After series of TLE, I finally solved this problem by DP combining with bitmask.
We can view each bitmask as a set of "used" sticks (bit = 1 is used, 0 is not). So, bitmask "10011" means a subset of sticks {sticks[0], sticks[1], sticks[4]}.
Here comes the meaty DP part: for each bitmask B, we store:
1. value[B] : which is the sum of used sticks' length in B.
2. dp[B] : the max number of "edges" that B can achieve as part of a square. Each edge is formed by a set of sticks, with sum equals to square's side length. edge (= sum(sticks) / 4).
Let's use an example to see the meaning dp[]. Say sum(sticks) = 20, so
edge = 5. For a bitmask B meaning sticks with length {2, 3, 4, 5, 6}, we can group into 2 edges: {2,3} and {5}, with 4 and 6 remaining not grouped. We name the sum of such ungrouped sticks "residue". In this example, the residue is 10 (4 + 6).
You can observe that when a residue of B > edge, it is possible to form a square starting from B by adding more sticks.
If we flip any bit which is '1' in B to '0', we will get another bitmask B'. A bitmaks B could have multiple such flipped bitmask, as the number of '1' in B. Lets called all this flipped bitmasks "child-bitmask". The index of flipped bit is "flipped-bit" fb', it connects to a stick[fb']
The main idea of DP solution is, for every B, we try all its child bitmask B', to see what is the best dp[B] we can get by adding stick[fb']. This will needs to refer dp[B'] and residue[B'], lets list different cases:
Do this for all B' of B:
1. residue[B'] > edge :
There is no way to construct a square by adding sticks in B', Prune it!
2. If residue[B'] == edge :
This never happens (think about it!)
3. If residue[B'] < edge :
use temp variables new_dp, new_res
There could another three possibilities:
a. residue[B'] + stick[fb'] < edge:
new_dp = dp[B'], new_res = residue[B'] + stick[fb']
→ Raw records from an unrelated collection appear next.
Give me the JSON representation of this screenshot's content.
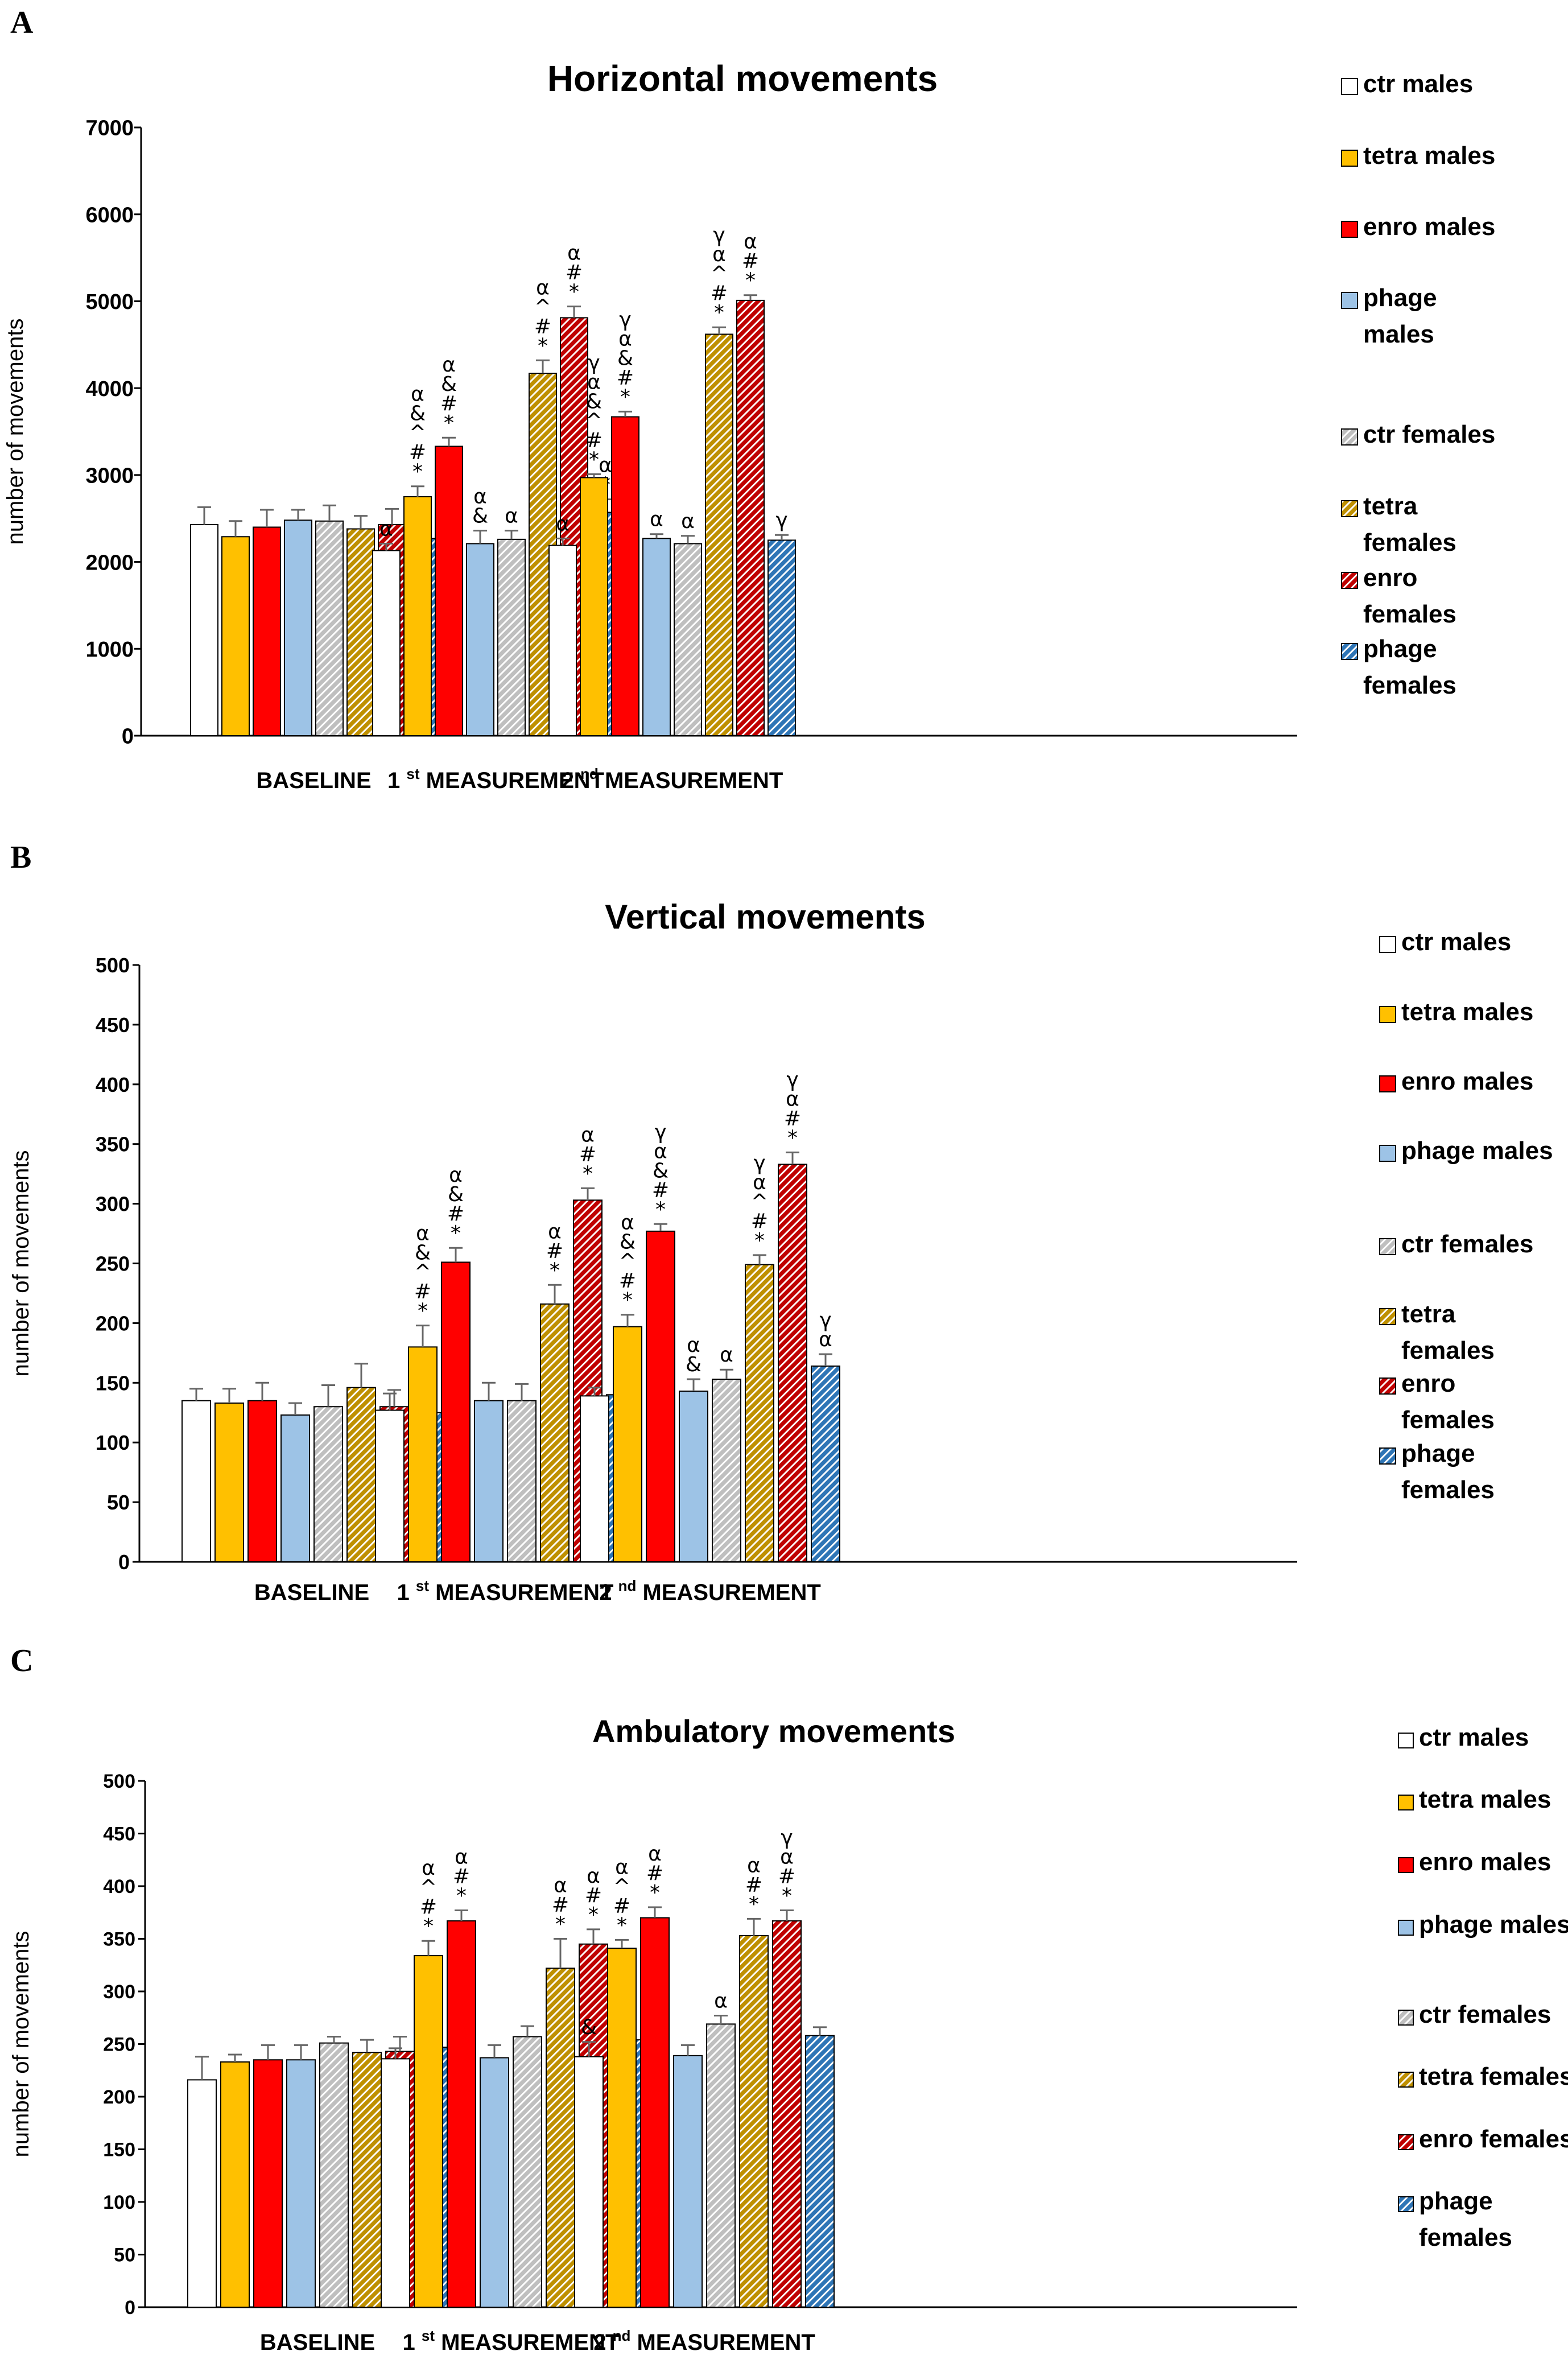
{
  "chart_data": [
    {
      "type": "bar",
      "panel": "A",
      "title": "Horizontal movements",
      "xlabel": "",
      "ylabel": "number of movements",
      "ylim": [
        0,
        7000
      ],
      "yticks": [
        0,
        1000,
        2000,
        3000,
        4000,
        5000,
        6000,
        7000
      ],
      "categories": [
        "BASELINE",
        "1 st MEASUREMENT",
        "2 nd MEASUREMENT"
      ],
      "group_labels": [
        {
          "pre": "",
          "sup": "",
          "post": "BASELINE"
        },
        {
          "pre": "1 ",
          "sup": "st",
          "post": " MEASUREMENT"
        },
        {
          "pre": "2 ",
          "sup": "nd",
          "post": " MEASUREMENT"
        }
      ],
      "legend": [
        "ctr males",
        "tetra males",
        "enro males",
        "phage males",
        "ctr females",
        "tetra females",
        "enro females",
        "phage females"
      ],
      "legend_lines": [
        [
          "ctr males"
        ],
        [
          "tetra males"
        ],
        [
          "enro males"
        ],
        [
          "phage",
          "males"
        ],
        [
          "ctr females"
        ],
        [
          "tetra",
          "females"
        ],
        [
          "enro",
          "females"
        ],
        [
          "phage",
          "females"
        ]
      ],
      "bars": [
        {
          "group": 0,
          "series": 0,
          "value": 2430,
          "err": 200,
          "sig": []
        },
        {
          "group": 0,
          "series": 1,
          "value": 2290,
          "err": 180,
          "sig": []
        },
        {
          "group": 0,
          "series": 2,
          "value": 2400,
          "err": 200,
          "sig": []
        },
        {
          "group": 0,
          "series": 3,
          "value": 2480,
          "err": 120,
          "sig": []
        },
        {
          "group": 0,
          "series": 4,
          "value": 2470,
          "err": 180,
          "sig": []
        },
        {
          "group": 0,
          "series": 5,
          "value": 2380,
          "err": 150,
          "sig": []
        },
        {
          "group": 0,
          "series": 6,
          "value": 2430,
          "err": 180,
          "sig": []
        },
        {
          "group": 0,
          "series": 7,
          "value": 2270,
          "err": 120,
          "sig": []
        },
        {
          "group": 1,
          "series": 0,
          "value": 2130,
          "err": 80,
          "sig": [
            "α"
          ]
        },
        {
          "group": 1,
          "series": 1,
          "value": 2750,
          "err": 120,
          "sig": [
            "α",
            "&",
            "^",
            "#",
            "*"
          ]
        },
        {
          "group": 1,
          "series": 2,
          "value": 3330,
          "err": 100,
          "sig": [
            "α",
            "&",
            "#",
            "*"
          ]
        },
        {
          "group": 1,
          "series": 3,
          "value": 2210,
          "err": 150,
          "sig": [
            "α",
            "&"
          ]
        },
        {
          "group": 1,
          "series": 4,
          "value": 2260,
          "err": 100,
          "sig": [
            "α"
          ]
        },
        {
          "group": 1,
          "series": 5,
          "value": 4170,
          "err": 150,
          "sig": [
            "α",
            "^",
            "#",
            "*"
          ]
        },
        {
          "group": 1,
          "series": 6,
          "value": 4810,
          "err": 130,
          "sig": [
            "α",
            "#",
            "*"
          ]
        },
        {
          "group": 1,
          "series": 7,
          "value": 2570,
          "err": 150,
          "sig": [
            "α",
            "*"
          ]
        },
        {
          "group": 2,
          "series": 0,
          "value": 2190,
          "err": 80,
          "sig": [
            "α"
          ]
        },
        {
          "group": 2,
          "series": 1,
          "value": 2970,
          "err": 40,
          "sig": [
            "γ",
            "α",
            "&",
            "^",
            "#",
            "*"
          ]
        },
        {
          "group": 2,
          "series": 2,
          "value": 3670,
          "err": 60,
          "sig": [
            "γ",
            "α",
            "&",
            "#",
            "*"
          ]
        },
        {
          "group": 2,
          "series": 3,
          "value": 2270,
          "err": 50,
          "sig": [
            "α"
          ]
        },
        {
          "group": 2,
          "series": 4,
          "value": 2210,
          "err": 90,
          "sig": [
            "α"
          ]
        },
        {
          "group": 2,
          "series": 5,
          "value": 4620,
          "err": 80,
          "sig": [
            "γ",
            "α",
            "^",
            "#",
            "*"
          ]
        },
        {
          "group": 2,
          "series": 6,
          "value": 5010,
          "err": 60,
          "sig": [
            "α",
            "#",
            "*"
          ]
        },
        {
          "group": 2,
          "series": 7,
          "value": 2250,
          "err": 60,
          "sig": [
            "γ"
          ]
        }
      ]
    },
    {
      "type": "bar",
      "panel": "B",
      "title": "Vertical movements",
      "xlabel": "",
      "ylabel": "number of movements",
      "ylim": [
        0,
        500
      ],
      "yticks": [
        0,
        50,
        100,
        150,
        200,
        250,
        300,
        350,
        400,
        450,
        500
      ],
      "categories": [
        "BASELINE",
        "1 st MEASUREMENT",
        "2 nd MEASUREMENT"
      ],
      "group_labels": [
        {
          "pre": "",
          "sup": "",
          "post": "BASELINE"
        },
        {
          "pre": "1 ",
          "sup": "st",
          "post": " MEASUREMENT"
        },
        {
          "pre": "2 ",
          "sup": "nd",
          "post": " MEASUREMENT"
        }
      ],
      "legend": [
        "ctr males",
        "tetra males",
        "enro males",
        "phage males",
        "ctr females",
        "tetra females",
        "enro females",
        "phage females"
      ],
      "legend_lines": [
        [
          "ctr males"
        ],
        [
          "tetra males"
        ],
        [
          "enro males"
        ],
        [
          "phage males"
        ],
        [
          "ctr females"
        ],
        [
          "tetra",
          "females"
        ],
        [
          "enro",
          "females"
        ],
        [
          "phage",
          "females"
        ]
      ],
      "bars": [
        {
          "group": 0,
          "series": 0,
          "value": 135,
          "err": 10,
          "sig": []
        },
        {
          "group": 0,
          "series": 1,
          "value": 133,
          "err": 12,
          "sig": []
        },
        {
          "group": 0,
          "series": 2,
          "value": 135,
          "err": 15,
          "sig": []
        },
        {
          "group": 0,
          "series": 3,
          "value": 123,
          "err": 10,
          "sig": []
        },
        {
          "group": 0,
          "series": 4,
          "value": 130,
          "err": 18,
          "sig": []
        },
        {
          "group": 0,
          "series": 5,
          "value": 146,
          "err": 20,
          "sig": []
        },
        {
          "group": 0,
          "series": 6,
          "value": 130,
          "err": 14,
          "sig": []
        },
        {
          "group": 0,
          "series": 7,
          "value": 125,
          "err": 14,
          "sig": []
        },
        {
          "group": 1,
          "series": 0,
          "value": 127,
          "err": 14,
          "sig": []
        },
        {
          "group": 1,
          "series": 1,
          "value": 180,
          "err": 18,
          "sig": [
            "α",
            "&",
            "^",
            "#",
            "*"
          ]
        },
        {
          "group": 1,
          "series": 2,
          "value": 251,
          "err": 12,
          "sig": [
            "α",
            "&",
            "#",
            "*"
          ]
        },
        {
          "group": 1,
          "series": 3,
          "value": 135,
          "err": 15,
          "sig": []
        },
        {
          "group": 1,
          "series": 4,
          "value": 135,
          "err": 14,
          "sig": []
        },
        {
          "group": 1,
          "series": 5,
          "value": 216,
          "err": 16,
          "sig": [
            "α",
            "#",
            "*"
          ]
        },
        {
          "group": 1,
          "series": 6,
          "value": 303,
          "err": 10,
          "sig": [
            "α",
            "#",
            "*"
          ]
        },
        {
          "group": 1,
          "series": 7,
          "value": 140,
          "err": 10,
          "sig": []
        },
        {
          "group": 2,
          "series": 0,
          "value": 139,
          "err": 7,
          "sig": []
        },
        {
          "group": 2,
          "series": 1,
          "value": 197,
          "err": 10,
          "sig": [
            "α",
            "&",
            "^",
            "#",
            "*"
          ]
        },
        {
          "group": 2,
          "series": 2,
          "value": 277,
          "err": 6,
          "sig": [
            "γ",
            "α",
            "&",
            "#",
            "*"
          ]
        },
        {
          "group": 2,
          "series": 3,
          "value": 143,
          "err": 10,
          "sig": [
            "α",
            "&"
          ]
        },
        {
          "group": 2,
          "series": 4,
          "value": 153,
          "err": 8,
          "sig": [
            "α"
          ]
        },
        {
          "group": 2,
          "series": 5,
          "value": 249,
          "err": 8,
          "sig": [
            "γ",
            "α",
            "^",
            "#",
            "*"
          ]
        },
        {
          "group": 2,
          "series": 6,
          "value": 333,
          "err": 10,
          "sig": [
            "γ",
            "α",
            "#",
            "*"
          ]
        },
        {
          "group": 2,
          "series": 7,
          "value": 164,
          "err": 10,
          "sig": [
            "γ",
            "α"
          ]
        }
      ]
    },
    {
      "type": "bar",
      "panel": "C",
      "title": "Ambulatory movements",
      "xlabel": "",
      "ylabel": "number of movements",
      "ylim": [
        0,
        500
      ],
      "yticks": [
        0,
        50,
        100,
        150,
        200,
        250,
        300,
        350,
        400,
        450,
        500
      ],
      "categories": [
        "BASELINE",
        "1 st MEASUREMENT",
        "2 nd MEASUREMENT"
      ],
      "group_labels": [
        {
          "pre": "",
          "sup": "",
          "post": "BASELINE"
        },
        {
          "pre": "1 ",
          "sup": "st",
          "post": " MEASUREMENT"
        },
        {
          "pre": "2 ",
          "sup": "nd",
          "post": " MEASUREMENT"
        }
      ],
      "legend": [
        "ctr males",
        "tetra males",
        "enro males",
        "phage males",
        "ctr females",
        "tetra females",
        "enro females",
        "phage females"
      ],
      "legend_lines": [
        [
          "ctr males"
        ],
        [
          "tetra males"
        ],
        [
          "enro males"
        ],
        [
          "phage males"
        ],
        [
          "ctr females"
        ],
        [
          "tetra females"
        ],
        [
          "enro females"
        ],
        [
          "phage",
          "females"
        ]
      ],
      "bars": [
        {
          "group": 0,
          "series": 0,
          "value": 216,
          "err": 22,
          "sig": []
        },
        {
          "group": 0,
          "series": 1,
          "value": 233,
          "err": 7,
          "sig": []
        },
        {
          "group": 0,
          "series": 2,
          "value": 235,
          "err": 14,
          "sig": []
        },
        {
          "group": 0,
          "series": 3,
          "value": 235,
          "err": 14,
          "sig": []
        },
        {
          "group": 0,
          "series": 4,
          "value": 251,
          "err": 6,
          "sig": []
        },
        {
          "group": 0,
          "series": 5,
          "value": 242,
          "err": 12,
          "sig": []
        },
        {
          "group": 0,
          "series": 6,
          "value": 243,
          "err": 14,
          "sig": []
        },
        {
          "group": 0,
          "series": 7,
          "value": 247,
          "err": 10,
          "sig": []
        },
        {
          "group": 1,
          "series": 0,
          "value": 236,
          "err": 10,
          "sig": []
        },
        {
          "group": 1,
          "series": 1,
          "value": 334,
          "err": 14,
          "sig": [
            "α",
            "^",
            "#",
            "*"
          ]
        },
        {
          "group": 1,
          "series": 2,
          "value": 367,
          "err": 10,
          "sig": [
            "α",
            "#",
            "*"
          ]
        },
        {
          "group": 1,
          "series": 3,
          "value": 237,
          "err": 12,
          "sig": []
        },
        {
          "group": 1,
          "series": 4,
          "value": 257,
          "err": 10,
          "sig": []
        },
        {
          "group": 1,
          "series": 5,
          "value": 322,
          "err": 28,
          "sig": [
            "α",
            "#",
            "*"
          ]
        },
        {
          "group": 1,
          "series": 6,
          "value": 345,
          "err": 14,
          "sig": [
            "α",
            "#",
            "*"
          ]
        },
        {
          "group": 1,
          "series": 7,
          "value": 254,
          "err": 8,
          "sig": []
        },
        {
          "group": 2,
          "series": 0,
          "value": 238,
          "err": 14,
          "sig": [
            "&"
          ]
        },
        {
          "group": 2,
          "series": 1,
          "value": 341,
          "err": 8,
          "sig": [
            "α",
            "^",
            "#",
            "*"
          ]
        },
        {
          "group": 2,
          "series": 2,
          "value": 370,
          "err": 10,
          "sig": [
            "α",
            "#",
            "*"
          ]
        },
        {
          "group": 2,
          "series": 3,
          "value": 239,
          "err": 10,
          "sig": []
        },
        {
          "group": 2,
          "series": 4,
          "value": 269,
          "err": 8,
          "sig": [
            "α"
          ]
        },
        {
          "group": 2,
          "series": 5,
          "value": 353,
          "err": 16,
          "sig": [
            "α",
            "#",
            "*"
          ]
        },
        {
          "group": 2,
          "series": 6,
          "value": 367,
          "err": 10,
          "sig": [
            "γ",
            "α",
            "#",
            "*"
          ]
        },
        {
          "group": 2,
          "series": 7,
          "value": 258,
          "err": 8,
          "sig": []
        }
      ]
    }
  ],
  "series_styles": [
    {
      "name": "ctr males",
      "fill": "#ffffff",
      "hatch": false
    },
    {
      "name": "tetra males",
      "fill": "#ffc000",
      "hatch": false
    },
    {
      "name": "enro males",
      "fill": "#ff0000",
      "hatch": false
    },
    {
      "name": "phage males",
      "fill": "#9dc3e6",
      "hatch": false
    },
    {
      "name": "ctr females",
      "fill": "#bfbfbf",
      "hatch": true
    },
    {
      "name": "tetra females",
      "fill": "#bf9000",
      "hatch": true
    },
    {
      "name": "enro females",
      "fill": "#c00000",
      "hatch": true
    },
    {
      "name": "phage females",
      "fill": "#2e75b6",
      "hatch": true
    }
  ]
}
b. residue[B'] + stick[fb'] == edge:
new_dp = dp[B'] + 1, new_res = 0
c. residue[B'] + stick[fb'] > edge:
Same as 1. Prune it!
Finally, pick the max new_dp in B' for dp[B], and use the corresponding new_res in residue[B].
In implementation, we can scan the DP array for all B by nature ordering (0000, 0001, 0010, ...1111), since every child bitmask B' will be encountered before its parent B. (think about it!)
In order to get AC, some optimization tips:
1. We only need to try half of all bitmask -- we can always assume stick[m - 1] is not used, because of symmetry (think about it!)
2. Don't precompute for whole bitmask -- this prohibits any potential pruning, and will get you TLE.